Foreign investors are being urged to explore funding railway lines linking seaports as part of the country’s railway development plan – despite high costs, few successful projects, and a lengthy period to see returns.
East Japan Railway Company (JR East), Japan’s largest rail operator, has expressed interest to the Ministry of Transport (MoT) about upgrading and renovating the Hanoi-Haiphong railway line, as well as building the route to Haiphong Port.
“With the support of Japan’s Ministry of Economy, Trade, and Industry, we hope that the MoT will allow us to conduct a feasibility study for this project,” said a representative from JR East.
|National railway investment requiring foreign push, photo source: Vietnamnet
Since the railway network master plan for the decade was approved in 2021, Japanese investors have been paying attention.
Under the plan, the Hanoi-Haiphong route will be upgraded. The long railway to Haiphong port connecting with Lach Huyen port and Dinh Vu port, worth about $1.5 billion, has also been included in the list of projects seeking foreign investment.
In June 2022, a JR East delegation took part in the first working session with the MoT and Vietnam Railway Corporation, and made a field trip to the Hanoi-Haiphong railway.
“We have conducted surveys to explore the transportation demand from Haiphong to Hanoi and the surrounding areas.

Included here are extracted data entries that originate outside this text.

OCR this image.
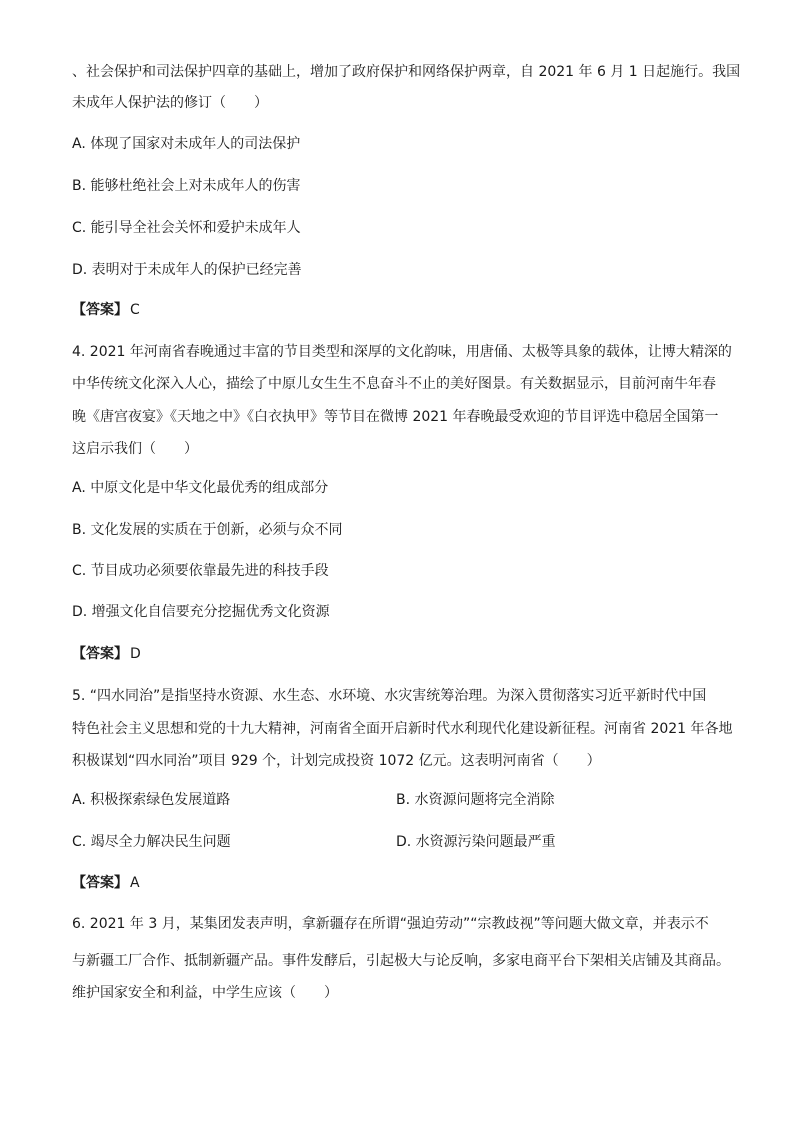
、社会保护和司法保护四章的基础上，增加了政府保护和网络保护两章，自 2021 年 6 月 1 日起施行。我国
未成年人保护法的修订（　　）
A. 体现了国家对未成年人的司法保护
B. 能够杜绝社会上对未成年人的伤害
C. 能引导全社会关怀和爱护未成年人
D. 表明对于未成年人的保护已经完善
【答案】 C
4. 2021 年河南省春晚通过丰富的节目类型和深厚的文化韵味，用唐俑、太极等具象的载体，让博大精深的
中华传统文化深入人心，描绘了中原儿女生生不息奋斗不止的美好图景。有关数据显示，目前河南牛年春
晚《唐宫夜宴》《天地之中》《白衣执甲》等节目在微博 2021 年春晚最受欢迎的节目评选中稳居全国第一
这启示我们（　　）
A. 中原文化是中华文化最优秀的组成部分
B. 文化发展的实质在于创新，必须与众不同
C. 节目成功必须要依靠最先进的科技手段
D. 增强文化自信要充分挖掘优秀文化资源
【答案】 D
5. “四水同治”是指坚持水资源、水生态、水环境、水灾害统筹治理。为深入贯彻落实习近平新时代中国
特色社会主义思想和党的十九大精神，河南省全面开启新时代水利现代化建设新征程。河南省 2021 年各地
积极谋划“四水同治”项目 929 个，计划完成投资 1072 亿元。这表明河南省（　　）
A. 积极探索绿色发展道路	B. 水资源问题将完全消除
C. 竭尽全力解决民生问题	D. 水资源污染问题最严重
【答案】 A
6. 2021 年 3 月，某集团发表声明，拿新疆存在所谓“强迫劳动”“宗教歧视”等问题大做文章，并表示不
与新疆工厂合作、抵制新疆产品。事件发酵后，引起极大与论反响，多家电商平台下架相关店铺及其商品。
维护国家安全和利益，中学生应该（　　）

We recognise the importance and potential of upgrading and renovating the line and connecting it to the seaport,” the representative said.
The Hanoi-Haiphong railway will be 102km long and will be developed as a double-track railway. The Haiphong side connects the railway to Dinh Vu, Nam Do Son, and Lach Huyen ports. The Lao Cai side links the railway with Chinese railways to exploit intermodal and transit transport.
The upgrade for the existing railway will be conducted after 2025. The single-track railway gauge of 1,000mm remains unchanged with both passenger and freight trains. Meanwhile, the new 1,435mm railway line will specialise in freight trains only.
In addition, the MoT is also evaluating the feasibility of restoring Thap Cham-Dalat railway under the public-private partnership (PPP) model by Bach Dang Hotel Complex Trading-Service. The railway passes through Phan Rang-Thap Cham city of the south-central province of Ninh Thuan and the Central Highlands city of Dalat, with a length of 83.5km and passing 16 stations.
“The project will cost $1 billion, and we have also received funding commitments from a number of domestic and foreign commercial banks,” said Than Ha Nhat Thong, general director of Bach Dang Hotel Complex.
However, it will not be easy to lure private and international investment in transport. After nearly a decade of development with private engagement in railway infrastructure, only Yen Vien station, developed under a railway infrastructure lease, has been truly successful. Other projects have been suspended despite reported investor interest.
JR East is not the first foreign investor interested in railway infrastructure. In 2018, South Korea’s Lotte E&C sought approval to invest in upgrading Yen Vien-Lao Cai railway, and building a railway connecting Lao Cai and Ha Khau through PPP. Lotte E&C proposed the development of the project under a build-lease-transfer contract, across two components. However, the project has seen no signs of development despite support from the MoT.
According to Duong Hong Anh, deputy director of the Vietnam Railway Administration, the biggest barrier to rail funding is that projects require huge capital but generate low profits. This, coupled with a lack of guidance on incentives, makes it hard to lure investors.
To implement the railway network master plan for 2021-2030, the MoT has proposed increasing public investment capital in the medium term. Priority is to be given to investment in several large railroad projects to reduce logistics costs in the next few years. The MoT is also currently completing a pre-feasibility study for building a North-South high-speed railway.